FiX: Introducing Fine-grained Forget Gate into Softmax Attention
Abstract
Causal softmax attention is the algorithmic foundation of modern large language models. Inspired by linear attention, recent work has sought to enhance it by incorporating forget gates. However, these efforts, such as FoX, have been limited to coarse, scalar gates. While fine-grained, element-wise gates are shown to be more effective than scalar ones in linear attention, their direct integration into softmax attention is non-trivial due to algebraic constraints. In this work, we introduce Fine-grained Forgetting Transformer (FiX), a novel architecture that successfully enables element-wise forget gates in softmax attention.

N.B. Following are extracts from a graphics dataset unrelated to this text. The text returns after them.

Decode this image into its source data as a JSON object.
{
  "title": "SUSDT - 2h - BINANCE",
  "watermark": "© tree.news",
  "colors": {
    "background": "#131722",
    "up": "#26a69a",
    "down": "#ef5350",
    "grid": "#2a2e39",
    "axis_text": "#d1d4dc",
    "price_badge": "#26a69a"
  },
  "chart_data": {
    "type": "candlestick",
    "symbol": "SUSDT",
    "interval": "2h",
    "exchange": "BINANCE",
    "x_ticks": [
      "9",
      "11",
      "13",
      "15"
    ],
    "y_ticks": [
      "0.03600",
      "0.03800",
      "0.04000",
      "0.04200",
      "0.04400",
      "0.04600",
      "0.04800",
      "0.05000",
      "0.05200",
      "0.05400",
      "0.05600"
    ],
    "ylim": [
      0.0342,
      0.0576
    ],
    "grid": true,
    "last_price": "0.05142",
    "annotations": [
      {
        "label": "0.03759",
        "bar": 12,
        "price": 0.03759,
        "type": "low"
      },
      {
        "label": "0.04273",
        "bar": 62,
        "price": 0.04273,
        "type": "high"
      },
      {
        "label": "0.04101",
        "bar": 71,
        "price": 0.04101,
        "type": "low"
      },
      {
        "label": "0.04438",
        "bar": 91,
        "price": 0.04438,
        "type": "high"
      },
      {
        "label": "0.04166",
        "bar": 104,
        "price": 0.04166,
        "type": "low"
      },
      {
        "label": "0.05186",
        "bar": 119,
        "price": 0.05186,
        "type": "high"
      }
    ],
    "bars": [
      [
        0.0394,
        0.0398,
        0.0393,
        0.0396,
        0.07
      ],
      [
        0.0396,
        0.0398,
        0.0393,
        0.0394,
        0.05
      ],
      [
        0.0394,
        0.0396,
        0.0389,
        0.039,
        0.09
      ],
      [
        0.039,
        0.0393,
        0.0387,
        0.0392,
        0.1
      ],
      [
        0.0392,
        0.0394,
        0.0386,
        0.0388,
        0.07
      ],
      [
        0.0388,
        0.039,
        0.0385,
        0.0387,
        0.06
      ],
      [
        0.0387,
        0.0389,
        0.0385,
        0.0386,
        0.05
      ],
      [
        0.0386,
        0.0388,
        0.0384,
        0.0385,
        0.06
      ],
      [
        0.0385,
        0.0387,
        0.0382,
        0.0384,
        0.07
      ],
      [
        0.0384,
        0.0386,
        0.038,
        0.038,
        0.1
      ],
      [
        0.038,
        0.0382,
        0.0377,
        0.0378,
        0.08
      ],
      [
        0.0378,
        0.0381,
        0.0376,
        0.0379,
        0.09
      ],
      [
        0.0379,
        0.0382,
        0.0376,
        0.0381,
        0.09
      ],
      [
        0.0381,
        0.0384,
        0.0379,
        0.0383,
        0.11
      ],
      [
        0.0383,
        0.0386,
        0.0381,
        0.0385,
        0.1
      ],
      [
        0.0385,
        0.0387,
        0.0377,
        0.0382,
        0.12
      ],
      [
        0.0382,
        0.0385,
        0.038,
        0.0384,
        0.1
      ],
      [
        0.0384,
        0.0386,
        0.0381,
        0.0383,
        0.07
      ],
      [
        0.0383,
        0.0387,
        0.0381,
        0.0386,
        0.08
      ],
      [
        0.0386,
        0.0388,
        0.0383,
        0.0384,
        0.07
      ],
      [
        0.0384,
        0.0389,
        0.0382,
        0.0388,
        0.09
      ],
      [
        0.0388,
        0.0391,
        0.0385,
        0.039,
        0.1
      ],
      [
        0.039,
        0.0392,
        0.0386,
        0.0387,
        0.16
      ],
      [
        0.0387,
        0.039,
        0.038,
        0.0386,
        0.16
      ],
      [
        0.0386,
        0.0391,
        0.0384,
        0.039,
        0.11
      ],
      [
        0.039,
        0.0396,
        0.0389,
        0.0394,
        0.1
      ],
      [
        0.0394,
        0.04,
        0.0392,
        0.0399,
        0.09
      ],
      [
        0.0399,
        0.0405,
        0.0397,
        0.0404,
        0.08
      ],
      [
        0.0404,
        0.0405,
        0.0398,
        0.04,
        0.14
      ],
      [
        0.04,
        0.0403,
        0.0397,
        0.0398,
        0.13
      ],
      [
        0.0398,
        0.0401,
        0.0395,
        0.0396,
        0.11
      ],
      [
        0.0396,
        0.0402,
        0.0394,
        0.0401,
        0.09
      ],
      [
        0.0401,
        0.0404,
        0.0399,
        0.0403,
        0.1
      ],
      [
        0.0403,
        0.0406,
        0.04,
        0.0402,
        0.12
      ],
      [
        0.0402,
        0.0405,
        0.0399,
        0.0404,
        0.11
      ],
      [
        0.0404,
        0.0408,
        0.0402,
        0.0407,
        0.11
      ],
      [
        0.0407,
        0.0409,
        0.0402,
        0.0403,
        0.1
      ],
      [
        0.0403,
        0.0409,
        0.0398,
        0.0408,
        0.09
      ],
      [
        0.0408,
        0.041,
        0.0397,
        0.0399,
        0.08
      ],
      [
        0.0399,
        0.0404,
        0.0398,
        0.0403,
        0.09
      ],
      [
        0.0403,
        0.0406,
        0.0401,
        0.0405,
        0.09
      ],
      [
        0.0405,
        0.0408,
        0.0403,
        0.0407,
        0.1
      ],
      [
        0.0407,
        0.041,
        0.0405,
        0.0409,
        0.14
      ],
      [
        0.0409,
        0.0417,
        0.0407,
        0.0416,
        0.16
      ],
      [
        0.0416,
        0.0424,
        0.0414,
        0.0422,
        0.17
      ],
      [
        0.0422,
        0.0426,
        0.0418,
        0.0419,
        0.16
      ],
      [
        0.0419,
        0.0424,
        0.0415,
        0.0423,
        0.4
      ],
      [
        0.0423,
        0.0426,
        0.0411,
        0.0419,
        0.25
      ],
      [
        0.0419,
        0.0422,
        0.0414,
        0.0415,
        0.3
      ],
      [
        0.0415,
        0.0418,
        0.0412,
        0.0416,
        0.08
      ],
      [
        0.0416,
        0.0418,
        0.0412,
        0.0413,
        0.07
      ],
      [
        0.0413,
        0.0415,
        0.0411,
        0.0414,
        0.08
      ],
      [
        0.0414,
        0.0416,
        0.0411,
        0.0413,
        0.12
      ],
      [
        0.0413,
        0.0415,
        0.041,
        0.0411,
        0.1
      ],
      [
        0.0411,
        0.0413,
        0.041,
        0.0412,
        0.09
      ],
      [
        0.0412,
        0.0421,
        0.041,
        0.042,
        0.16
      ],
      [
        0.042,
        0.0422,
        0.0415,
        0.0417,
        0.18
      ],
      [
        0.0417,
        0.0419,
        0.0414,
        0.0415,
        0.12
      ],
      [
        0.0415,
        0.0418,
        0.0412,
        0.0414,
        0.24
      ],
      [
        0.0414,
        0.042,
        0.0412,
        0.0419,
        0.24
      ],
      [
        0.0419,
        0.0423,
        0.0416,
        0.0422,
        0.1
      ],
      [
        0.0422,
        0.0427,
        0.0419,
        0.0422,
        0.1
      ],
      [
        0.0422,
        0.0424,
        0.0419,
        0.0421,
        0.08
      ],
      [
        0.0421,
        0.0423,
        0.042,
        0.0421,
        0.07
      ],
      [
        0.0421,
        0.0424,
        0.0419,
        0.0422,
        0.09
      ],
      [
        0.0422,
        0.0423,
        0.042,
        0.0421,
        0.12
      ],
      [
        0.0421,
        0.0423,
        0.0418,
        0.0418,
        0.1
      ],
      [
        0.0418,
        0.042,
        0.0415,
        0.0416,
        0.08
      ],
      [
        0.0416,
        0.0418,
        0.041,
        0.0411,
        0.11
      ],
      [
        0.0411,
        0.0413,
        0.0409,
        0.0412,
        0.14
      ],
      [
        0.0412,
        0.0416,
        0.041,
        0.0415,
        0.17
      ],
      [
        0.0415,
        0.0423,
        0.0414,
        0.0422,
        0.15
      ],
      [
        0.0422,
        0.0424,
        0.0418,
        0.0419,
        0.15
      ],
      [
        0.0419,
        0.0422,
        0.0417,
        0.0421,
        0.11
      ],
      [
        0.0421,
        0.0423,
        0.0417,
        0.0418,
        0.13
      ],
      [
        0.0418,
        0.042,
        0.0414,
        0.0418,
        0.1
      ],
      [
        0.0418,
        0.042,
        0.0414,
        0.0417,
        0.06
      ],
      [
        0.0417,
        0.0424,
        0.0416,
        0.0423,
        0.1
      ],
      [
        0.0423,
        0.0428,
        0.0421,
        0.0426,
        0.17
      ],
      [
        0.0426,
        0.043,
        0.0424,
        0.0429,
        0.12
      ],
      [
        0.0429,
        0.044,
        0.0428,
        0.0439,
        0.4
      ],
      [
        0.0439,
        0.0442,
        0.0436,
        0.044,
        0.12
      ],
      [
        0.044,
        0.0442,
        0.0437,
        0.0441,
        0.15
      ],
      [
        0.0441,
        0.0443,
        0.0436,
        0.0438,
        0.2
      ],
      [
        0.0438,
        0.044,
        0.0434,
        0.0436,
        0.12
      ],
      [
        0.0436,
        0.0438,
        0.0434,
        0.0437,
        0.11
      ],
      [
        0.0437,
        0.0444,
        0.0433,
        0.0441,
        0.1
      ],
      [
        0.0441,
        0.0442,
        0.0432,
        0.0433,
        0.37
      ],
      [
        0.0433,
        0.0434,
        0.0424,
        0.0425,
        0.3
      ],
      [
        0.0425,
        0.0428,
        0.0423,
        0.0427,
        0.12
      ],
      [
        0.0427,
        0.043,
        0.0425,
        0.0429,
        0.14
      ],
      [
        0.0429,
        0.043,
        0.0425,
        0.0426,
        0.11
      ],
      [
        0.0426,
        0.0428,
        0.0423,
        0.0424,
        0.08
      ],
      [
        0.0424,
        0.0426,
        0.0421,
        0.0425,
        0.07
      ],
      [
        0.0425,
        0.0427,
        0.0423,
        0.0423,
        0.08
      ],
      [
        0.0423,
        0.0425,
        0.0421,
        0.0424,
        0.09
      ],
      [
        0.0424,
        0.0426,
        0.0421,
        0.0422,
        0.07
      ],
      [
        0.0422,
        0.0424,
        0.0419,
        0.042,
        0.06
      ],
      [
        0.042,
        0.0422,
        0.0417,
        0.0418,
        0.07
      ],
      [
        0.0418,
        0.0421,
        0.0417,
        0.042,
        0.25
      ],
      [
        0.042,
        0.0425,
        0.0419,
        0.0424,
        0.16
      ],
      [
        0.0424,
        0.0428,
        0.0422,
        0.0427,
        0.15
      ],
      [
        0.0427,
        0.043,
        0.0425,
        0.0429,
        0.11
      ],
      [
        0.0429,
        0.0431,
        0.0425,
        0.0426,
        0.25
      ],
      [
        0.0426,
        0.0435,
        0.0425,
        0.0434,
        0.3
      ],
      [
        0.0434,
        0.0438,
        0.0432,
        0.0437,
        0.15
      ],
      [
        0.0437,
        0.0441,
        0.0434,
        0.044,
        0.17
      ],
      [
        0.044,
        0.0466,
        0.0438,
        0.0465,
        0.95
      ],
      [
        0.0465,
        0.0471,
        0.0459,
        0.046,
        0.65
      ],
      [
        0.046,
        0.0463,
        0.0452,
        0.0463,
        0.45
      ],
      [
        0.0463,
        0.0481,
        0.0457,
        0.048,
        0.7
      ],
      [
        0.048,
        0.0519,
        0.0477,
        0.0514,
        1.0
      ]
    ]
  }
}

Our core insight is that the softmax denominator becomes mathematically redundant under a subsequent RMSNorm layer, allowing us to reformulate the forgetting mechanism as a direct element-wise multiplication on the value vectors. This formulation makes FiX the first positional encoding applied to value-output (VO) pairs, designed to be complementary to existing query-key (QK) encodings like RoPE. We systematically address implementation challenges including numerical precision, computational efficiency, and inference memory consumption. Extensive experiments show FiX achieves lower training loss and superior performance on both short-text common sense benchmarks and long-context tasks, opening a new path for building more powerful transformers.